Travailler 12h par jour, 60h par semaine ?

En Autriche, la nouvelle loi sur le temps de travail autorise les employeurs à faire travailler leurs employés 12h par jour et 60h par semaine, la durée maximale autorisée est ainsi augmentée de 2h par jour et de 10h par semaine. 

Cette législation a été adoptée par le gouvernement actuel, sans consultation ou concertation avec les syndicats. Elle est très favorable aux employeurs pour qui il suffit d’invoquer « un besoin accru de travail ». Cette possibilité de flexibilité leur permet de faire varier le temps de travail en évitant de payer un sursalaire pour heures supplémentaires. Triste recul social ! Il y a 100 ans, la journée de 8h était votée ! 

Les organisations syndicales autrichiennes réagissent et peuvent aussi compter sur la solidarité internationale. 49 syndicats issus de 22 pays européens étaient à Vienne en septembre pour une conférence sur le temps de travail organisée par UNI1. La réunion a été mise à profit pour signer une lettre d’interpellation adressée au chancelier autrichien et pour réfléchir à la meilleure manière de mener une politique syndicale coordonnée sur ce thème. Nous sommes tous confrontés aux mesures de flexibilité non négociées et aux heures supplémentaires « inévitables », acceptées pour satisfaire aux objectifs fixés par les employeurs et favorisées par nos gouvernements pour qui la compétitivité est devenue le nouveau crédo.

L’étude réalisée par UNI met en évidence qu’il y a de plus en plus de travailleurs insatisfaits de leur temps de travail. Beaucoup de femmes, à temps partiel, voudraient travailler plus et beaucoup d’hommes effectuent une part importante d’heures supplémentaires et voudraient travailler moins. Les attentes des employeurs et celles des travailleurs divergent. La journée de 8h ne peut cependant plus être la seule solution. D’une part, il faut une répartition équitable du temps de travail entre hommes et femmes, un temps de travail adapté aux différentes phases de la vie professionnelle et du temps pour la formation. D’autre part, les possibilités qu’offre la digitalisation tel que le télétravail qu’il soit à distance, à la maison, à l’étranger... sont décuplées.
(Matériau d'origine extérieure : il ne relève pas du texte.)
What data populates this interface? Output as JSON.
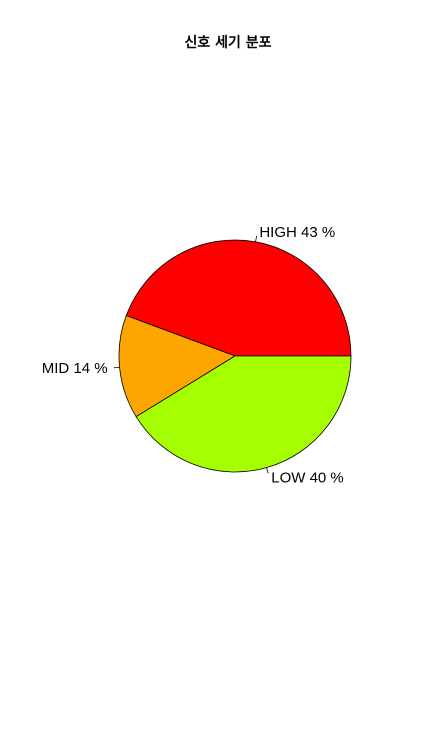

Mais qui décide du lieu de travail ? Du mode de contrôle ? Des horaires ? Qui cède la place à des objectifs à atteindre ?  Qui est responsable de la formation du travailleur, l’employeur ou le travailleur lui-même ? Comment faire la transition entre une « culture de la présence » et une « culture de la liberté » ? Comment allons-nous utiliser ces gains de productivité décuplés ? En augmentant encore l’écart des richesses entre actionnaires et salariés ou en exigeant une réduction du temps de travail adaptée aux différentes étapes de la vie ? 

Ce n’est en tout cas pas le chemin pris par l’Autriche, qui est pourtant déjà dans le peloton de tête en ce qui est du nombre d’heures travaillées en moyenne.

Nous devons certainement discuter de ces questions, échanger les bonnes pratiques au niveau européen et en faire un thème permanent de débat syndical.

Les 12h autrichiennes restent une exception en Europe mais risquent d’être contagieuses, sous prétexte de compétitivité à maintenir. Les pays les plus compétitifs ne sont pourtant pas nécessairement ceux où les heures de travail sont les plus longues mais bien là où la satisfaction au travail est la meilleure. Le temps de travail a toujours été au cœur de la concertation sociale que ce soit au niveau de l’entreprise ou sectorielle mais la diminution linéaire globale et systématique est en stand-by depuis le début de ce siècle en Belgique. Elle a cédé la place à d’autres formes d’accords collectifs dans plusieurs pays européens. Allemagne, Autriche, Belgique, Danemark, Finlande… les exemples sont nombreux avec un choix entre une augmentation salariale ou des jours de congés supplémentaires, des transitions souples vers la retraite, un droit à des jours de formation, de l’épargne temps, des régimes 4 jours/semaine, de la réduction collective du temps de travail… Ces exemples ont leurs limites, ils sont locaux. Et amener les travailleurs à choisir entre du temps ou une augmentation salariale risque à terme de les appauvrir ou de n’être possible que pour celles et ceux qui ont déjà des revenus élevés.
Comment impulser une dynamique plus globale ?
Cette conférence n’était que le lancement de la réflexion au sein d’UNI, réflexion qui espérons-le pourra mener à une large campagne au niveau européen sur la réduction collective du temps de travail, tenant compte des réalités et sensibilités de chacune et chacun et avec des garanties de maintien du pouvoir d’achat.
Claude Lambrechts
1 UNI Europa est une fédération syndicale européenne. Elle regroupe des syndicats des services et des compétences de 50 pays. Avec ses 320 organisations syndicales affiliées, UNI Europa représente 7 millions de travailleurs et travailleuses.